Asian foreign exchange markets were mostly subdued on Friday as investors evaluated diplomatic signals from the Middle East and their potential impact on commodity markets. The U.S. dollar maintained a firm tone, even as the US Dollar Index edged down 0.1% during Asian trading hours after three consecutive sessions of gains. US Dollar Index Futures were also down 0.1% as of 00:26 ET (04:26 GMT).
Markets reacted to a U.S. statement that President Donald Trump would pause attacks on Iran's energy infrastructure for 10 days at Tehran's request, and that talks with Iran were "going very well." The announcement helped to calm global markets after weeks of heightened volatility linked to the U.S.-Israel conflict with Iran, but traders remained alert to the possibility of sudden shifts.
Analysts at MUFG framed their outlook cautiously, saying their base case is for a relatively short-lived US-Iran conflict with the geopolitical risk premium fading over time. They noted, however, that the risk skew favored a more protracted conflict scenario that could keep energy prices elevated for longer.
MUFG analysts also highlighted that in Asia FX, the currencies most vulnerable to further escalation in Middle East tensions are those with the highest dependence on energy imports, specifically mentioning the South Korean won and the Japanese yen as most exposed.
On currency moves, the Japanese yen experienced a slight move with the USD/JPY pair edging 0.1% lower. The South Korean won's USD/KRW was little changed. China's onshore dollar-yuan rate, USD/CNY, ticked up 0.1%, while the Singapore dollar's USD/SGD traded flat.

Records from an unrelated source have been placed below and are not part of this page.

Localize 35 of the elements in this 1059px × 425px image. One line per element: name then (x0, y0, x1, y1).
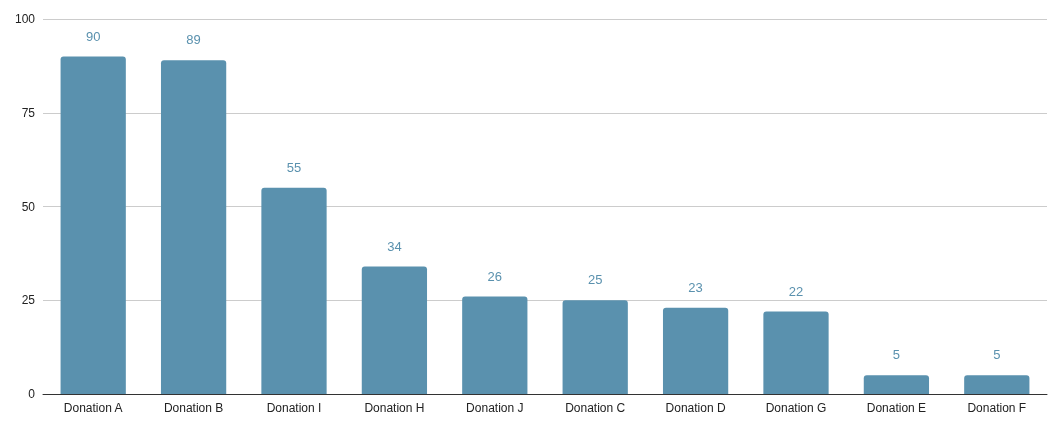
bar (562, 300, 628, 394)
y-tick-label: 25 (21, 293, 36, 308)
bar (160, 60, 227, 394)
y-tick-label: 50 (21, 199, 36, 214)
bar (462, 296, 528, 394)
x-tick-label: Donation C (565, 401, 626, 415)
data-label: 23 (688, 279, 703, 295)
data-label: 89 (186, 32, 201, 48)
x-tick-label: Donation A (63, 401, 123, 415)
data-label: 5 (993, 347, 1001, 363)
data-label: 34 (387, 238, 402, 254)
bar (361, 266, 428, 394)
data-label: 90 (85, 28, 101, 44)
y-tick-label: 0 (28, 387, 36, 401)
bar (662, 307, 729, 394)
data-label: 25 (587, 272, 603, 288)
x-tick-label: Donation E (866, 401, 927, 415)
x-tick-label: Donation J (466, 401, 524, 415)
data-label: 55 (286, 159, 302, 175)
data-label: 26 (487, 268, 503, 284)
data-label: 22 (788, 283, 804, 299)
x-tick-label: Donation D (665, 401, 726, 415)
data-label: 5 (892, 347, 901, 363)
x-tick-label: Donation B (163, 401, 224, 415)
y-tick-label: 100 (14, 12, 36, 26)
y-tick-label: 75 (21, 105, 36, 120)
bar (261, 187, 327, 394)
bar (60, 56, 126, 394)
bar (964, 375, 1030, 394)
bar (863, 375, 930, 394)
x-tick-label: Donation H (364, 401, 425, 415)
x-tick-label: Donation F (967, 401, 1027, 415)
x-tick-label: Donation G (765, 401, 827, 415)
bar (763, 311, 829, 394)
x-tick-label: Donation I (266, 401, 322, 415)
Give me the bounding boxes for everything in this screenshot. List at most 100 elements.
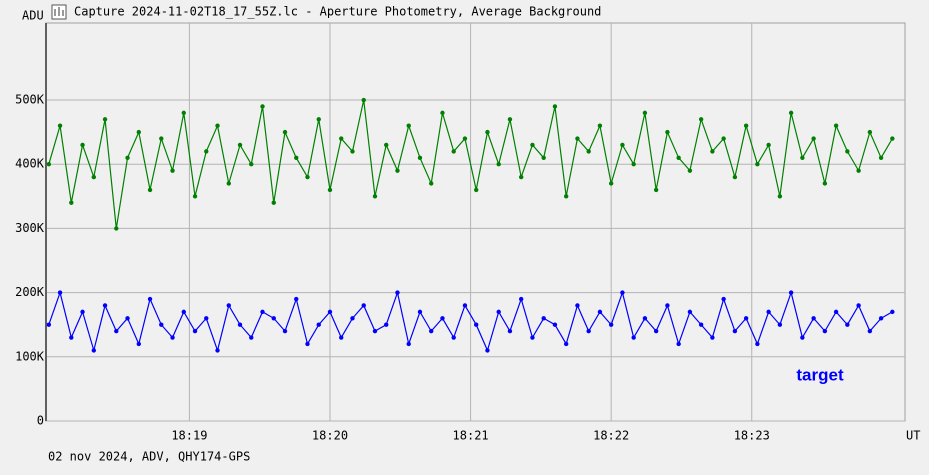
x-axis-label: UT (906, 429, 920, 443)
series-line (48, 99, 893, 229)
data-point (665, 129, 670, 135)
data-point (777, 322, 783, 327)
data-point (170, 335, 175, 340)
data-point (339, 136, 344, 141)
data-point (631, 335, 636, 340)
data-point (653, 328, 659, 334)
data-point (867, 129, 873, 135)
data-point (698, 117, 704, 122)
y-tick-label: 500K (15, 93, 45, 107)
data-point (766, 309, 771, 315)
data-point (429, 181, 434, 186)
data-point (170, 168, 175, 173)
data-point (620, 290, 625, 295)
data-point (271, 316, 276, 321)
data-point (474, 187, 479, 193)
y-tick-label: 200K (15, 285, 45, 299)
data-point (350, 149, 355, 154)
data-point (406, 123, 411, 128)
data-point (676, 155, 681, 161)
data-point (856, 303, 861, 308)
x-tick-label: 18:23 (734, 429, 770, 443)
y-tick-label: 0 (37, 414, 44, 428)
data-point (597, 309, 603, 315)
data-point (788, 110, 794, 116)
data-point (192, 328, 198, 334)
data-point (811, 316, 816, 321)
data-point (147, 187, 153, 193)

The Indian rupee continued to weaken against the dollar, with the USD/INR pair falling 0.1% to 94.174 rupees after earlier reaching a record high of 94.301 rupees. Elsewhere in the region, the Australian dollar showed modest strength as the AUD/USD pair rose 0.2%.
Underlying the resilience of the U.S. dollar were persistent market expectations that U.S. interest rates will stay higher for longer, a view reinforced by a surge in oil prices earlier this month that had stoked inflation worries. At the peak of the recent Middle East tensions, crude briefly spiked toward $120 per barrel, prompting concern about an energy-driven inflation shock.
MUFG commented that the combination of "high for longer" U.S. rates, elevated geopolitical uncertainty, and risk-off moves in equity markets continued to support the dollar while keeping Asian currencies on the defensive.
Market context
- The recent pause in planned attacks on Iran's energy infrastructure temporarily eased immediate market pressure, but traders remain wary of reversals.
- Energy importers in Asia are seen as particularly exposed to further geopolitical escalation, which could feed through to FX and inflation dynamics.
- The U.S. dollar's strength reflects both rate expectations and heightened geopolitical risk, factors that are weighing on currency peers across the region.
The currency landscape stayed cautious as market participants continued to monitor diplomatic developments and energy price trends for signals that could sway monetary and asset market expectations.